Hunt AngelsDirector’s profile:
Alec Morgan is one of Australia’s most experienced documentary filmmakers. His credits include the multi-award-winning Lousy Little Sixpence (1983), a seminal film that exposed the taking of Aboriginal children from their families, Admission Impossible (1992), an investigation into the controversial White Australia immigration policies, and The End of the Earth (1990), winner of the Gold Medal for Best Environmental Film at the 1990 New York Film Festival. He was Creative Head of the Australian network television series Our Century (1999) and a co-producer of The Secret Country (1988), a series that uncovered Australia’s hidden history. Hunt Angels is his first feature film.
(A glance at Alec Morgan’s filmography also brings up a one-off stint, in 1984, as an extra on the set of The Parole Officer director John Duigan’s One Night Stand, as a … Scottish piper, of course.)
Director’s filmography:
2006 Hunt Angels
1992 Admission Impossible
1990 The End of the Earth (TV)
1983 Lousy Little Sixpence
While conducting research for a television series, documentary director Alec Morgan came across a 1938 newsreel that startled him. This was the first ‘true crime’ piece ever made in Australia, which recreated the unsolved murder of a young pyjama-clad woman whom the police had not yet been able to identify. It was much riskier and zanier than anything else being made at the time, and spurred Morgan to find out more about who had made the film … What he uncovered was a maverick (and adulterous) couple with an unconventional attitude towards fundraising, who would stop at nothing to get their films made.
There are echoes of Tim Burton’s Ed Wood in this celebration of Rupert Kathner and Alma Brooks: overlooked by film historians, they were part of a forgotten period in Australian cinema, a time when the domestic film industry was being strangled by Hollywood studios (who bought up all Australian productions to force them off the screen). In this context, their single-minded determination would seem all the more admirable – even if they displayed more of a talent for conning gangsters, the public and the police than for making good films.

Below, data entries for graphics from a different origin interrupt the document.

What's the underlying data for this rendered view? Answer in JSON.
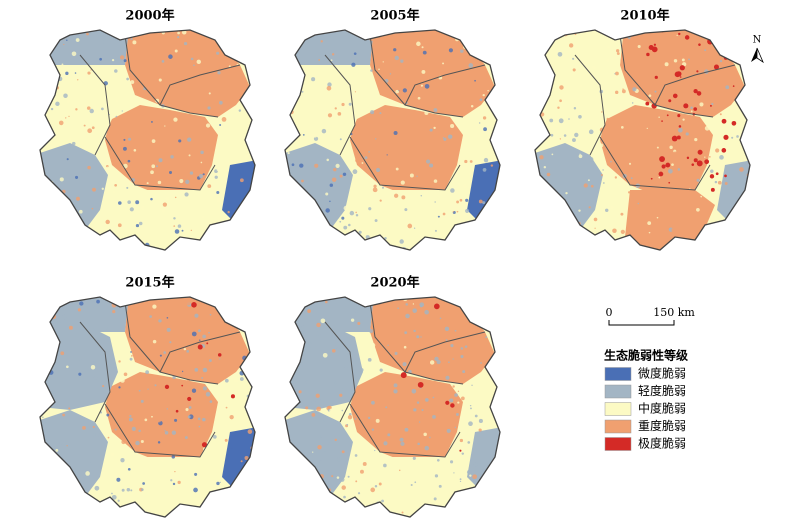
{
  "panels": [
    {
      "title": "2000年"
    },
    {
      "title": "2005年"
    },
    {
      "title": "2010年"
    },
    {
      "title": "2015年"
    },
    {
      "title": "2020年"
    }
  ],
  "north": "N",
  "scale_bar": {
    "start": "0",
    "end": "150 km"
  },
  "legend": {
    "title": "生态脆弱性等级",
    "items": [
      {
        "label": "微度脆弱",
        "color": "#4a6fb5"
      },
      {
        "label": "轻度脆弱",
        "color": "#a3b5c4"
      },
      {
        "label": "中度脆弱",
        "color": "#fcfac4"
      },
      {
        "label": "重度脆弱",
        "color": "#f0a070"
      },
      {
        "label": "极度脆弱",
        "color": "#d42a26"
      }
    ]
  }
}
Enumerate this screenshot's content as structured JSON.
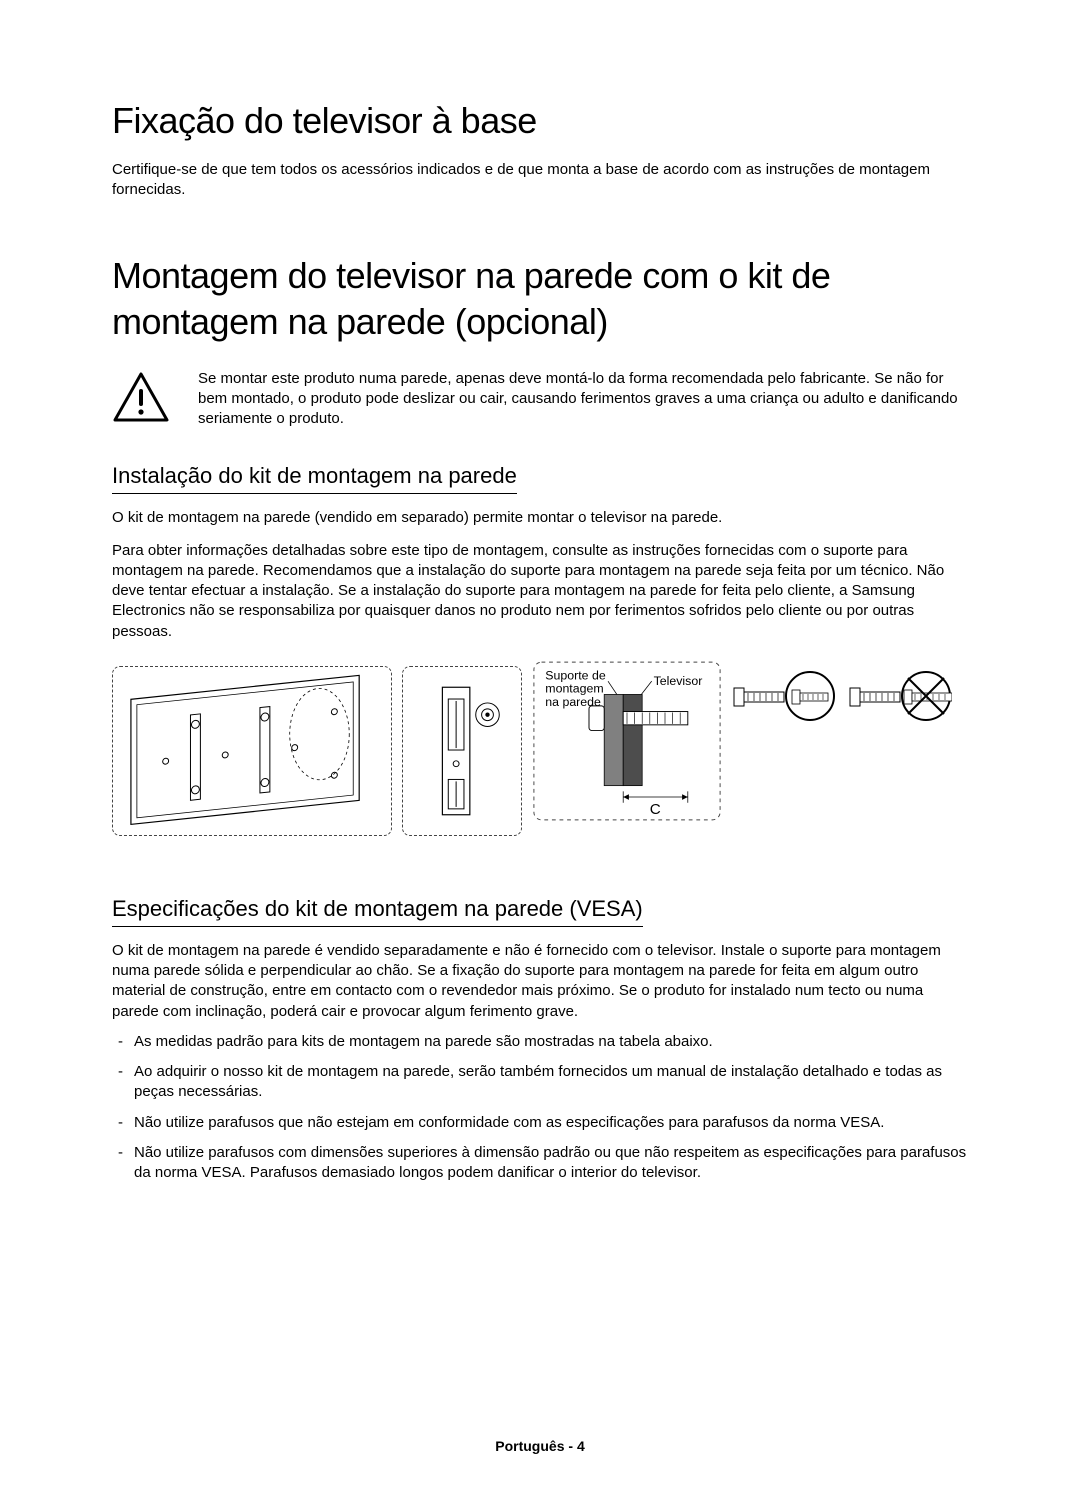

To bring Rupert and Alma’s story to life, Alec Morgan has chosen an aptly unconventional mixture of documentary and fiction techniques. With the help of digital compositing, actors playing the real-life lead characters are inserted into montage sequences combining archive newsreels and animated black and white photographs of 1930s Sydney. The result is a playful, visually arresting and fiercely original film – as exciting, but far better than anything Kathner and Brooks ever made.